We stood on the observatory roof, the desert peaceful except for the hum of cicadas, the corners of the landscape flashing with lightning. Through the telescope, I studied a remarkably clear image of Saturn and the crispest image of the moon I’ve ever seen, despite being about 384,000km away. Javier looked at his watch and told us to concentrate on the horizon as the International Space Station flew across the sky.
Breakfast the next morning out in the desert was one of my strangest. As the sun rose we ate fruit – small, lurid-pink and shaped like chilli peppers – straight from the top of cacti. They had a crisp, sweet taste, like strawberry. We washed them down with milk, frothy, warm and squeezed fresh from a goat on the Gonzalez family’s farm.
Brother and sister Miguel and Lilia are the fourth generation of Gonzalezes to live on the farm. With them was a small boy called John Jailer, the son of their sister.
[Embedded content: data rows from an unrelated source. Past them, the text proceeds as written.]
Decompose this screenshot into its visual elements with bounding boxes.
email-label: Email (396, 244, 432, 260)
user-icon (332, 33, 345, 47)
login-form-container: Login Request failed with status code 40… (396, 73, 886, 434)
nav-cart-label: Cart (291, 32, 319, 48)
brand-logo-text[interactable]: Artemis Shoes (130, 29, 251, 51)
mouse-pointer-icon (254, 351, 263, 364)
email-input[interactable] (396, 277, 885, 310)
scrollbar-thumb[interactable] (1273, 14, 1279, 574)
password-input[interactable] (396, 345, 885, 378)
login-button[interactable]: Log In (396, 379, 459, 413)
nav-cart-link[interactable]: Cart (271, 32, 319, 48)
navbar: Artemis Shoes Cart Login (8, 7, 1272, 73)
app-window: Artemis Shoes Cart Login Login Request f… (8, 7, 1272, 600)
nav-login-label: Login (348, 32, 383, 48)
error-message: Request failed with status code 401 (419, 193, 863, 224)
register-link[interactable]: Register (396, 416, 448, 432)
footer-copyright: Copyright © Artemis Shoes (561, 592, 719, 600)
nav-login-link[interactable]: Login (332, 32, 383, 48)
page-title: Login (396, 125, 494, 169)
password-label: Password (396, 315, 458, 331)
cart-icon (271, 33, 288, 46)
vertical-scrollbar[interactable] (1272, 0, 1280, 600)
After Lilia squeezed several tankards of milk from a goat’s udders, John started to help his uncle and aunt separate the animals, lifting the smaller ones into a pen. “Sometimes,” Miguel smiled, “the goats see he’s small and try to take him on, but he’s strong and wins. He’s very helpful. He already knows everything about the farm.”
John stepped forward to demonstrate his abilities. He missed with his first lasso shot, laughing and chasing to collect the rope. Once retrieved, he tried again and successfully snared a little goat.
Miguel looked satisfied, happy even – perhaps those surveys have it right. “We love to live here,” Miguel confirmed. “We feel rich – not with money, but with tranquility, the sound of birds, the calm of the desert.”